25 686
Wijziging van de Wet milieubeheer en de Wet inzake de luchtverontreiniging

nr. 5
NOTA NAAR AANLEIDING VAN HET VERSLAG

Ontvangen 27 januari 1998

In antwoord op de vraag van de leden van de PvdA-fractie kan het volgende worden opgemerkt.

Zoals de leden van de PvdA-fractie constateren, biedt de kaderrichtlijn luchtkwaliteit een basis voor dochterrichtlijnen waarin normen voor luchtkwaliteit kunnen worden vastgelegd. Zij merken op dat het met de implementatie van deze kaderrichtlijn luchtkwaliteit nog niet geheel duidelijk is voor onder meer lagere overheden, hoe luchtkwaliteitsnormen uit de dochterrichtlijnen in de toekomst gehandhaafd kunnen worden. Zij zouden graag vernemen hoe de regering deze situatie beoordeelt.

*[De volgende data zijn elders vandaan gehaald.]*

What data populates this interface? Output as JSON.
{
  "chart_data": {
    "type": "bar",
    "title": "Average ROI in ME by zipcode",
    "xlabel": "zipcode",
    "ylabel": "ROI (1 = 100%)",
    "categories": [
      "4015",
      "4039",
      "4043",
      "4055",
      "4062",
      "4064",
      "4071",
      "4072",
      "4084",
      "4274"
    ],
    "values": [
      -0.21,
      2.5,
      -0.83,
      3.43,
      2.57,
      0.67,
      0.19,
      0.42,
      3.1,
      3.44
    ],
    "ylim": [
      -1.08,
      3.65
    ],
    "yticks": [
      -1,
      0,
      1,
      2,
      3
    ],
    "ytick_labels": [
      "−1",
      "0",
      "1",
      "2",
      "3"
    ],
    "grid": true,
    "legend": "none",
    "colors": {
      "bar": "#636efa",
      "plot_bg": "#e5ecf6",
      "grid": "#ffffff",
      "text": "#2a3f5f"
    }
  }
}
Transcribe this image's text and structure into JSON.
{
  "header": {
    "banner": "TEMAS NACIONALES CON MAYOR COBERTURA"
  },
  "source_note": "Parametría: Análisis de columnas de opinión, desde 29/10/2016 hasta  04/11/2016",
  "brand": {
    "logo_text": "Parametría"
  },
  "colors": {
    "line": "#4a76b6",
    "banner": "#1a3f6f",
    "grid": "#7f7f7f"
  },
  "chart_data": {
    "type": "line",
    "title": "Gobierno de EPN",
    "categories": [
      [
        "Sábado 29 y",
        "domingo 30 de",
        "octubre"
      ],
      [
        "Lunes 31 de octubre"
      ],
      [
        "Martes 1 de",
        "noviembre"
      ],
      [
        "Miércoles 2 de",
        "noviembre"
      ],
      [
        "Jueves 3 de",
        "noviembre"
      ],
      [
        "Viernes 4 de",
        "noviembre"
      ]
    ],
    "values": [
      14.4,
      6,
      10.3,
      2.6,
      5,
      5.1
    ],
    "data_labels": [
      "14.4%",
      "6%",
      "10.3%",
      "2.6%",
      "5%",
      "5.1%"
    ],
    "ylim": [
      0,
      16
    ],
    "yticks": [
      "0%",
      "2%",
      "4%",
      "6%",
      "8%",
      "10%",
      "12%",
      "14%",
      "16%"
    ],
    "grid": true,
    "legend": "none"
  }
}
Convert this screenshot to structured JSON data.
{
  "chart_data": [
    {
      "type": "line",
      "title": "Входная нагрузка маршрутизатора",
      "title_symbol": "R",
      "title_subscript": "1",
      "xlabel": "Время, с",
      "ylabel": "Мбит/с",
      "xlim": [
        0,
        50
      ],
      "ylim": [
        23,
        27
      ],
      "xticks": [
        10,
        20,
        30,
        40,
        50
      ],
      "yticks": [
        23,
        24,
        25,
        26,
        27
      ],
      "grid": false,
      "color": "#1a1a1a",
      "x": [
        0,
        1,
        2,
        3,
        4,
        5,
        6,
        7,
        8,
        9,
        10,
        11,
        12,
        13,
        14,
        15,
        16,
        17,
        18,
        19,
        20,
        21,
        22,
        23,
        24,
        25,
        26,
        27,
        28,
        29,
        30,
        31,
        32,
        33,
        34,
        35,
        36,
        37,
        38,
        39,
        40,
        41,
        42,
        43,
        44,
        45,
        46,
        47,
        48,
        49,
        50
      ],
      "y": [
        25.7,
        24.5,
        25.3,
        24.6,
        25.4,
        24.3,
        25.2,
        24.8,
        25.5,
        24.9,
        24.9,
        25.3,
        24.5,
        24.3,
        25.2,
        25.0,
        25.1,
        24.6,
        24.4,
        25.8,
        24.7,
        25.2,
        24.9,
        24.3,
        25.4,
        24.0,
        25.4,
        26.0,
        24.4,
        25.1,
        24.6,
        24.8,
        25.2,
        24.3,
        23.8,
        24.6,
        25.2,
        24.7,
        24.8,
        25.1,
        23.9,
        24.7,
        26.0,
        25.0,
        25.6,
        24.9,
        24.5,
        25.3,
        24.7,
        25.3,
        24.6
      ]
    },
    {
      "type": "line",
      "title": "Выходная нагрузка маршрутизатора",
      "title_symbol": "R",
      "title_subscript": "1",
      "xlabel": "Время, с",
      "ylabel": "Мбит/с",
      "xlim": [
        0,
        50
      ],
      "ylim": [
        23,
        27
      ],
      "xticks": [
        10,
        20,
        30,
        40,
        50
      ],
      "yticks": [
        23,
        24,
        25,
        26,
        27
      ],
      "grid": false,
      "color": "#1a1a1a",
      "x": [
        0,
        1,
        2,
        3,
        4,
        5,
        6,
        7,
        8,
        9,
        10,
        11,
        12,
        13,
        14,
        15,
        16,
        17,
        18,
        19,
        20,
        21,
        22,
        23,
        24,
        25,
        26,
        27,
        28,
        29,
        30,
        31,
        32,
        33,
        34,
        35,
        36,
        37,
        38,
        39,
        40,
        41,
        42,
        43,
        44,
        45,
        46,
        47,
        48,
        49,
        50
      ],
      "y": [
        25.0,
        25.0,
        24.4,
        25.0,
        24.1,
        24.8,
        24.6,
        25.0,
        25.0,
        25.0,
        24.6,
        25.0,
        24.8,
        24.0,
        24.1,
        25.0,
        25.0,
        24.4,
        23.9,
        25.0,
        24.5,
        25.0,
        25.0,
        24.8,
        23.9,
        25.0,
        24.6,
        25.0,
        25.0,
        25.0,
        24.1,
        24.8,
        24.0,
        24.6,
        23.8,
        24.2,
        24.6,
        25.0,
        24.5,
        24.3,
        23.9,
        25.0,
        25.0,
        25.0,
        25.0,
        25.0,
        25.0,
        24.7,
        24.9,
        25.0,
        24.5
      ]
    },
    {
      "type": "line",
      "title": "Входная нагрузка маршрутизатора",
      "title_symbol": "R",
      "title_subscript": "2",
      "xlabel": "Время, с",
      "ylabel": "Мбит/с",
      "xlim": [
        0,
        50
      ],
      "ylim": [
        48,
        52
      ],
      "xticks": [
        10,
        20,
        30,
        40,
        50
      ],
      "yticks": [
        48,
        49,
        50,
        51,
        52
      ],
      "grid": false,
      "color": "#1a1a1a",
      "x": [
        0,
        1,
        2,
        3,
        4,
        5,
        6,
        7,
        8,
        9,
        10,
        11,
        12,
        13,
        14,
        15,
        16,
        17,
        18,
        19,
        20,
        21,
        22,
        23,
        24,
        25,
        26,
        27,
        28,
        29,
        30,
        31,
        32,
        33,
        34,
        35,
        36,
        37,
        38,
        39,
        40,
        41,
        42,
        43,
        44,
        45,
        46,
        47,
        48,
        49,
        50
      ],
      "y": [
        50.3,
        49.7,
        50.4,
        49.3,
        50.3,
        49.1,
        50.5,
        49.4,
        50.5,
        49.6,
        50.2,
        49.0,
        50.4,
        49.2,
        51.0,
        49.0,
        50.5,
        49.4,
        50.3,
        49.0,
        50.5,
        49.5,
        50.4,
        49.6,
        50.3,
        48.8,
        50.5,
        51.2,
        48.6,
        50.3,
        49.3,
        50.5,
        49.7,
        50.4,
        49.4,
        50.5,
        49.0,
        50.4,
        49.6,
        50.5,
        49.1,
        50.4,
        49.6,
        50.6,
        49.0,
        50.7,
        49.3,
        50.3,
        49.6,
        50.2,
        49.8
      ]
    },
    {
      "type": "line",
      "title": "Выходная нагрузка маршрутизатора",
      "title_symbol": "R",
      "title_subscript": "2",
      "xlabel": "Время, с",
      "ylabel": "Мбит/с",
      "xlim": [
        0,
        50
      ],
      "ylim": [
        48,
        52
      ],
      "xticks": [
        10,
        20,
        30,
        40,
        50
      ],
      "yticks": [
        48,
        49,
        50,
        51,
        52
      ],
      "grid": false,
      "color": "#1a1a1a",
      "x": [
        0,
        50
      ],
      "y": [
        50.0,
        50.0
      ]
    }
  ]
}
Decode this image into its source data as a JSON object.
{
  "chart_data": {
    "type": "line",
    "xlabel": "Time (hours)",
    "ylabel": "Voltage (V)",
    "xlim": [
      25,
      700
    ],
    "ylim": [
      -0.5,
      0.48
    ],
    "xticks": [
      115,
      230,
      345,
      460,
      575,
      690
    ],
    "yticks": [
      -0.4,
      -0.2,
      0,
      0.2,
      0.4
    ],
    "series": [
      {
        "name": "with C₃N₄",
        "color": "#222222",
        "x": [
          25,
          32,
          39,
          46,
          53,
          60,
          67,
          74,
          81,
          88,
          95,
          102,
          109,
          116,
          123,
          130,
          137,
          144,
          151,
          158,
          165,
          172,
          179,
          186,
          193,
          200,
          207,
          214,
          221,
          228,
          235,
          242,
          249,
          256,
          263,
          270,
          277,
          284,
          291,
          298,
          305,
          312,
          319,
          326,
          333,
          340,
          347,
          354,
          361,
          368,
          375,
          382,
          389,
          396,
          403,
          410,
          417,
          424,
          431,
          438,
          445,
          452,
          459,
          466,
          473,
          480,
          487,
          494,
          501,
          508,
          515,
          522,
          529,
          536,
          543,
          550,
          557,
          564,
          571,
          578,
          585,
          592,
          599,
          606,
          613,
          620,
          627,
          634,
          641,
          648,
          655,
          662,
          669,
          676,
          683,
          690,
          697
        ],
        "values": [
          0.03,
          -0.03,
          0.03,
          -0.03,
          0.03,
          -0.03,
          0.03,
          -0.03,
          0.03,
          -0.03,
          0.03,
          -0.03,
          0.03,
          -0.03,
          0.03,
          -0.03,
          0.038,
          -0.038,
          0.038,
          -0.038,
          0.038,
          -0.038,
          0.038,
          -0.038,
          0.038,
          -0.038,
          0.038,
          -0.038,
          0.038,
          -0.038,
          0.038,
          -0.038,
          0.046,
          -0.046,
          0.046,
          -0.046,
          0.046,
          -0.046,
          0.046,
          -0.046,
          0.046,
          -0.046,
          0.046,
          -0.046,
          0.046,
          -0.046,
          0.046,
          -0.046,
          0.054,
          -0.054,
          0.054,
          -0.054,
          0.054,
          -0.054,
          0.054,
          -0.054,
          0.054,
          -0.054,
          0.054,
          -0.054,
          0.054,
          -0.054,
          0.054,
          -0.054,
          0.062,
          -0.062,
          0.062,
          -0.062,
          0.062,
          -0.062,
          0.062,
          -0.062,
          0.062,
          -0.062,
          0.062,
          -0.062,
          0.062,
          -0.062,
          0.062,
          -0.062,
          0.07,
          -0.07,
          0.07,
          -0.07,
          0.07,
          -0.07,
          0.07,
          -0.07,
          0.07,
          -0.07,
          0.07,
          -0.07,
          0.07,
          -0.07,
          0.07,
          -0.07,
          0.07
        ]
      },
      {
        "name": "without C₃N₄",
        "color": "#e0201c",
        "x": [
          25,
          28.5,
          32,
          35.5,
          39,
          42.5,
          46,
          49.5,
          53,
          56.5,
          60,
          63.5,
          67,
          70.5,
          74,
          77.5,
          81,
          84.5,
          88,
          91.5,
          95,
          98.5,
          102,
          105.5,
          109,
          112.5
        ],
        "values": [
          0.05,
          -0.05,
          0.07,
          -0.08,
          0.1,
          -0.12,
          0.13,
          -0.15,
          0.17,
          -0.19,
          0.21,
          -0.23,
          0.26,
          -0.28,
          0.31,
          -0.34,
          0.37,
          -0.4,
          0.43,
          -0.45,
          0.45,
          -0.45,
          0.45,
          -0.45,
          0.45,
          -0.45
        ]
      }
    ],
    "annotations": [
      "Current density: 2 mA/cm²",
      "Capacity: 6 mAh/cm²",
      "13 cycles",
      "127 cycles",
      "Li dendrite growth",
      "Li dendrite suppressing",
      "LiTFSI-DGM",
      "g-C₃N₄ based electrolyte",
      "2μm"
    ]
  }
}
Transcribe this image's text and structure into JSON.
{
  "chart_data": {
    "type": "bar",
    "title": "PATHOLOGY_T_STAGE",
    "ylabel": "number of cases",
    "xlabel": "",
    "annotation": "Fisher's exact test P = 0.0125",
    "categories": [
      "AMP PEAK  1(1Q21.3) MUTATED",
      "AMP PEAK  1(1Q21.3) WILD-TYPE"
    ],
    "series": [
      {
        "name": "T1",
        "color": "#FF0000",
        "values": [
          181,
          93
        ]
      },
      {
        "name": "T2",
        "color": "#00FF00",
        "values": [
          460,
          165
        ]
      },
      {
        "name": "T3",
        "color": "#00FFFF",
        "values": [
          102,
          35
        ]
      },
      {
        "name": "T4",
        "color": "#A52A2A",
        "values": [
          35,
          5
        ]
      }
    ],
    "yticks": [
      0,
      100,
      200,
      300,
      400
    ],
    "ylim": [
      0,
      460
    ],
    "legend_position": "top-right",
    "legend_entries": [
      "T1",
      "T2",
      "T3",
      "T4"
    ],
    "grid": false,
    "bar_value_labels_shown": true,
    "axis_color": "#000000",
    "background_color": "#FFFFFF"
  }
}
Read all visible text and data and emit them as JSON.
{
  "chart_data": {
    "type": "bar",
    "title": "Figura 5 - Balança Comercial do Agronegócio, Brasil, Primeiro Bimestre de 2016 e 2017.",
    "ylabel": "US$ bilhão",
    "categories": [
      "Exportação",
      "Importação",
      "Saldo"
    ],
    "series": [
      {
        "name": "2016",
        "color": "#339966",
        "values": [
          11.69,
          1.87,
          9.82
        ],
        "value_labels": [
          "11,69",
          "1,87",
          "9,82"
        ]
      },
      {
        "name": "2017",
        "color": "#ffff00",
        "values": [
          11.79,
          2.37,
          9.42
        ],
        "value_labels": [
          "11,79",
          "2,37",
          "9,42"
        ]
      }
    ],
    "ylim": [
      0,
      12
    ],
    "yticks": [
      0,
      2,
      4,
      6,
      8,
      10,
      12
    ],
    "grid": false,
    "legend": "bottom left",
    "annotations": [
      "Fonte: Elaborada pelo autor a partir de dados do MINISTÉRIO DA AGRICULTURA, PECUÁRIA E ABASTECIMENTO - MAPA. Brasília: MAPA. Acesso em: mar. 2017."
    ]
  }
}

Als reactie daarop dient in de eerste plaats te worden opgemerkt, dat eerst na vaststelling van de dochterrichtlijnen en implementatie daarvan in de Nederlandse regelgeving, (nieuwe) normen voor luchtkwaliteit zullen worden gesteld. Bij de implementatie van die dochterrichtlijnen zal worden vastgelegd hoe de luchtkwaliteitsnormen dienen te worden gehandhaafd.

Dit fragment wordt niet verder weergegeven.